Beyond debridement, clinicians use a systematic framework to address every factor that could be stalling healing. This includes managing infection and inflammation, maintaining the right moisture balance in the wound (too wet causes skin breakdown, too dry prevents cell migration), and assessing whether the wound edges are actively advancing. Newer approaches also factor in the body’s capacity for tissue regeneration and the social circumstances of the patient, such as nutrition, mobility, mental health, and access to care, all of which directly affect whether a wound heals.

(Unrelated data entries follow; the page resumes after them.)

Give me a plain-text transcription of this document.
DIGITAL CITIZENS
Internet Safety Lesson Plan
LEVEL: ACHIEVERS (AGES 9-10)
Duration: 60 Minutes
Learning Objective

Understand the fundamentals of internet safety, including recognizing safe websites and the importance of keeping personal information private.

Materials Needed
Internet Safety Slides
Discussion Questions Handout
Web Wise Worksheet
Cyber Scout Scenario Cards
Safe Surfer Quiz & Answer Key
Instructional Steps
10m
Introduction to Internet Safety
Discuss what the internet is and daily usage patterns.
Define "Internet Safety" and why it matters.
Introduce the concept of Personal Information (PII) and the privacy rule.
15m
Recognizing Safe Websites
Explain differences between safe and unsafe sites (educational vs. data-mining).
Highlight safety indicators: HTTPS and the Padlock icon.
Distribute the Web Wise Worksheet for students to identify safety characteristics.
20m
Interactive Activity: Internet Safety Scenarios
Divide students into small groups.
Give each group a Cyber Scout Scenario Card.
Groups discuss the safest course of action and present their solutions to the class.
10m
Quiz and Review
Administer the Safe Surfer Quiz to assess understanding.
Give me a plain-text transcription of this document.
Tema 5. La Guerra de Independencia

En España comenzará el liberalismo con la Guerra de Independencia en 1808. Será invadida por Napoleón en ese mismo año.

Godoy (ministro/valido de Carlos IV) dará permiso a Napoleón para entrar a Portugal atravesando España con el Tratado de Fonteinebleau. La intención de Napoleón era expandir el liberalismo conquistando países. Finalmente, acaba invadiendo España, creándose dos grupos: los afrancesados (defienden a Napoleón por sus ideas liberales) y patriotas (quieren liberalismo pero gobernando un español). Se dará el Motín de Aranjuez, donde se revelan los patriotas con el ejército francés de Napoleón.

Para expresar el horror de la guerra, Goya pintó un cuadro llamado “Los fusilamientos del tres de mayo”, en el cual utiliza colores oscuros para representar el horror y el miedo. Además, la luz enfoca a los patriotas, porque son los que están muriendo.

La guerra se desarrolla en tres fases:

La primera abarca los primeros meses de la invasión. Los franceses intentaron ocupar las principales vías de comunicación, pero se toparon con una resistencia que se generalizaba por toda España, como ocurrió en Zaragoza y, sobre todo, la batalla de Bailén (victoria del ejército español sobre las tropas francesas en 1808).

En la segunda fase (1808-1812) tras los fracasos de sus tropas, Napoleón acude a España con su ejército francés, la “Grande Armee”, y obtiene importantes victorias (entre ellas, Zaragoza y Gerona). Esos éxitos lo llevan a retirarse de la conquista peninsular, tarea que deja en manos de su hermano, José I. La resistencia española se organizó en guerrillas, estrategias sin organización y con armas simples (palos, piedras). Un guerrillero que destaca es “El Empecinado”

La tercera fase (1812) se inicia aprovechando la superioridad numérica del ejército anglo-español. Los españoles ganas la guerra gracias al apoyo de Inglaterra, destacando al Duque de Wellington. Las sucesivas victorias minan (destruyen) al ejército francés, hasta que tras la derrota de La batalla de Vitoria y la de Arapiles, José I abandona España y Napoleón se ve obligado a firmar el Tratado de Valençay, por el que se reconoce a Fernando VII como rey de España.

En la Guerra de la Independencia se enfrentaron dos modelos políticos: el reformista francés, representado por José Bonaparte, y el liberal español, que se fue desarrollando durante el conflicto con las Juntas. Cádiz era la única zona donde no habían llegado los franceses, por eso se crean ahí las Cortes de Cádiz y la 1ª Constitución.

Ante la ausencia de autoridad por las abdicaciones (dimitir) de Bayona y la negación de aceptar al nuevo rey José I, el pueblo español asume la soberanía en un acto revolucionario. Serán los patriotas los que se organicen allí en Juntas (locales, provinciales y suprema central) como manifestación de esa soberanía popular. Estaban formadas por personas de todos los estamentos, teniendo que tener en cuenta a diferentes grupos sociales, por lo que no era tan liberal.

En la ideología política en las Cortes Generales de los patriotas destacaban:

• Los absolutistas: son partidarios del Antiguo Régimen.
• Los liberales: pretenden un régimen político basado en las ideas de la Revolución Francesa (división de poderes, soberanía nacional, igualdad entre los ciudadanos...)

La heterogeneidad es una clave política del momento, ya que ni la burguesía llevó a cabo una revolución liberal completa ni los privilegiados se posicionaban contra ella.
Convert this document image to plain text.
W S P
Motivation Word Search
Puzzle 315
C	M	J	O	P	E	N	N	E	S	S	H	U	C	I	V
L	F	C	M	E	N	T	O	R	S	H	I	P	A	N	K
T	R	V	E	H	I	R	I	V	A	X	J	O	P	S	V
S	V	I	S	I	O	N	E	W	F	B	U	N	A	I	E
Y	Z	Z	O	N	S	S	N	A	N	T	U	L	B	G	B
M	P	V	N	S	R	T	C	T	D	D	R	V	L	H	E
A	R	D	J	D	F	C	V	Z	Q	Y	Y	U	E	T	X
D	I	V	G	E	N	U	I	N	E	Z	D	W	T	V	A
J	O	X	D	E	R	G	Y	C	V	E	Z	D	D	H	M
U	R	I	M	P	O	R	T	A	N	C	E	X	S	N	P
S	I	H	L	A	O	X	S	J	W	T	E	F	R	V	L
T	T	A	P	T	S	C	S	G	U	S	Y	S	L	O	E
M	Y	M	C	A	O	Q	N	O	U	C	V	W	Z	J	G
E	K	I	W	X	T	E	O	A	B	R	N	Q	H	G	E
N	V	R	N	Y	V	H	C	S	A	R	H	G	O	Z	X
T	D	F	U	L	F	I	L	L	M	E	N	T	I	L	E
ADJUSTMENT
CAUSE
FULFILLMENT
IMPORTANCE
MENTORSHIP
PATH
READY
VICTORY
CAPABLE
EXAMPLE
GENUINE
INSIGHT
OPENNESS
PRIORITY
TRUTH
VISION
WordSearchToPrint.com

For venous ulcers specifically, compression therapy is foundational. It counteracts the backward blood flow and pooling that caused the ulcer in the first place. For pressure ulcers, regular repositioning and specialized support surfaces to redistribute pressure are essential. For diabetic wounds, blood sugar control and offloading pressure from the affected foot (through specialized footwear or casts) are non-negotiable parts of treatment.
What Living With a Chronic Wound Looks Like
Chronic wounds are not just a medical problem. They often cause persistent pain, limit mobility, and force significant lifestyle adjustments. Frequent dressing changes, clinic visits, and the need to keep wounds clean and protected can dominate daily routines. Many people experience sleep disruption from pain or discomfort, and the visible nature of some wounds, along with odor concerns, can lead to social withdrawal. The financial burden is real too: even with insurance, out-of-pocket costs for supplies, transportation to appointments, and time away from work add up quickly.
Healing timelines vary enormously depending on wound type, size, location, and underlying health conditions. A wound under 2 square centimeters that is less than two months old and relatively shallow has a much better healing prognosis than a larger, deeper, or older wound. Patience is part of the process, but a wound that shows no improvement over several weeks of consistent care typically needs a reassessment of the treatment approach.